Même si la France dispose d’un mix énergétique largement dominé par le nucléaire et l’hydroélectricité, elle n’échappe pas totalement à ces fluctuations. En effet, le prix de l’électricité reste en partie influencé par celui du gaz en raison du fonctionnement du marché européen de l’énergie, où le coût marginal de production peut déterminer le tarif final.
Cette dynamique s’est récemment traduite par une hausse notable sur les marchés à terme : le contrat français pour l’électricité livrée en 2026 a brièvement atteint environ 89 euros par mégawattheure, signe d’une tension persistante sur les perspectives énergétiques.

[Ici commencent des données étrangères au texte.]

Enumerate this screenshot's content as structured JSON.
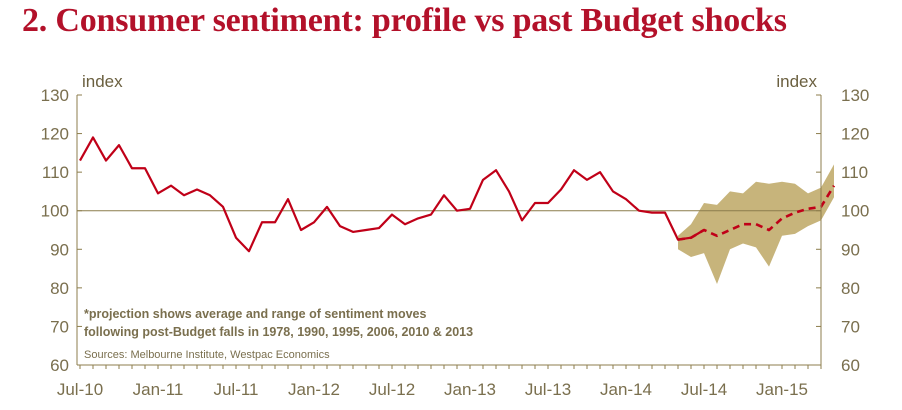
{
  "title": "2. Consumer sentiment: profile vs past Budget shocks",
  "chart_data": {
    "type": "line",
    "title": "2. Consumer sentiment: profile vs past Budget shocks",
    "y_unit_left": "index",
    "y_unit_right": "index",
    "ylim": [
      60,
      130
    ],
    "y_ticks": [
      60,
      70,
      80,
      90,
      100,
      110,
      120,
      130
    ],
    "reference_line": 100,
    "x_tick_labels": [
      "Jul-10",
      "Jan-11",
      "Jul-11",
      "Jan-12",
      "Jul-12",
      "Jan-13",
      "Jul-13",
      "Jan-14",
      "Jul-14",
      "Jan-15"
    ],
    "x_tick_index": [
      0,
      6,
      12,
      18,
      24,
      30,
      36,
      42,
      48,
      54
    ],
    "series": [
      {
        "name": "Consumer sentiment",
        "style": "solid",
        "color": "#c00018",
        "start_index": 0,
        "values": [
          113,
          119,
          113,
          117,
          111,
          111,
          104.5,
          106.5,
          104,
          105.5,
          104,
          101,
          93,
          89.5,
          97,
          97,
          103,
          95,
          97,
          101,
          96,
          94.5,
          95,
          95.5,
          99,
          96.5,
          98,
          99,
          104,
          100,
          100.5,
          108,
          110.5,
          105,
          97.5,
          102,
          102,
          105.5,
          110.5,
          108,
          110,
          105,
          103,
          100,
          99.5,
          99.5,
          92.5,
          93,
          95
        ]
      },
      {
        "name": "Projection (average of past post-Budget falls)",
        "style": "dashed",
        "color": "#c00018",
        "start_index": 46,
        "values": [
          92.5,
          93,
          95,
          93.5,
          95,
          96.5,
          96.5,
          95,
          98,
          99.5,
          100.5,
          101,
          106.5
        ]
      },
      {
        "name": "Range of sentiment moves",
        "style": "band",
        "color": "#c7b47b",
        "start_index": 46,
        "upper": [
          93.5,
          96.5,
          102,
          101.5,
          105,
          104.5,
          107.5,
          107,
          107.5,
          107,
          104.5,
          106,
          112
        ],
        "lower": [
          90,
          88,
          89,
          81,
          90,
          91.5,
          90.5,
          85.5,
          93.5,
          94,
          96,
          97.5,
          103.5
        ]
      }
    ],
    "note": "*projection shows average and range of sentiment moves following post-Budget falls in 1978, 1990, 1995, 2006, 2010 & 2013",
    "note_line1": "*projection shows average and range of sentiment moves",
    "note_line2": "following post-Budget falls in 1978, 1990, 1995, 2006, 2010 & 2013",
    "source": "Sources: Melbourne Institute, Westpac Economics"
  }
}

Des situations très contrastées selon les pays européens
Si la France ressent les effets de cette instabilité, certains pays européens apparaissent encore plus exposés. Des économies comme l’Allemagne ou l’Italie restent fortement dépendantes du gaz pour leur production d’électricité, ce qui les rend particulièrement sensibles aux variations des prix des hydrocarbures.
Cette différence structurelle explique pourquoi les fluctuations du gaz peuvent avoir un impact plus brutal sur les factures d’électricité dans ces pays. La France, grâce à son parc nucléaire important, bénéficie d’une relative protection, mais elle reste néanmoins intégrée au système de prix européen.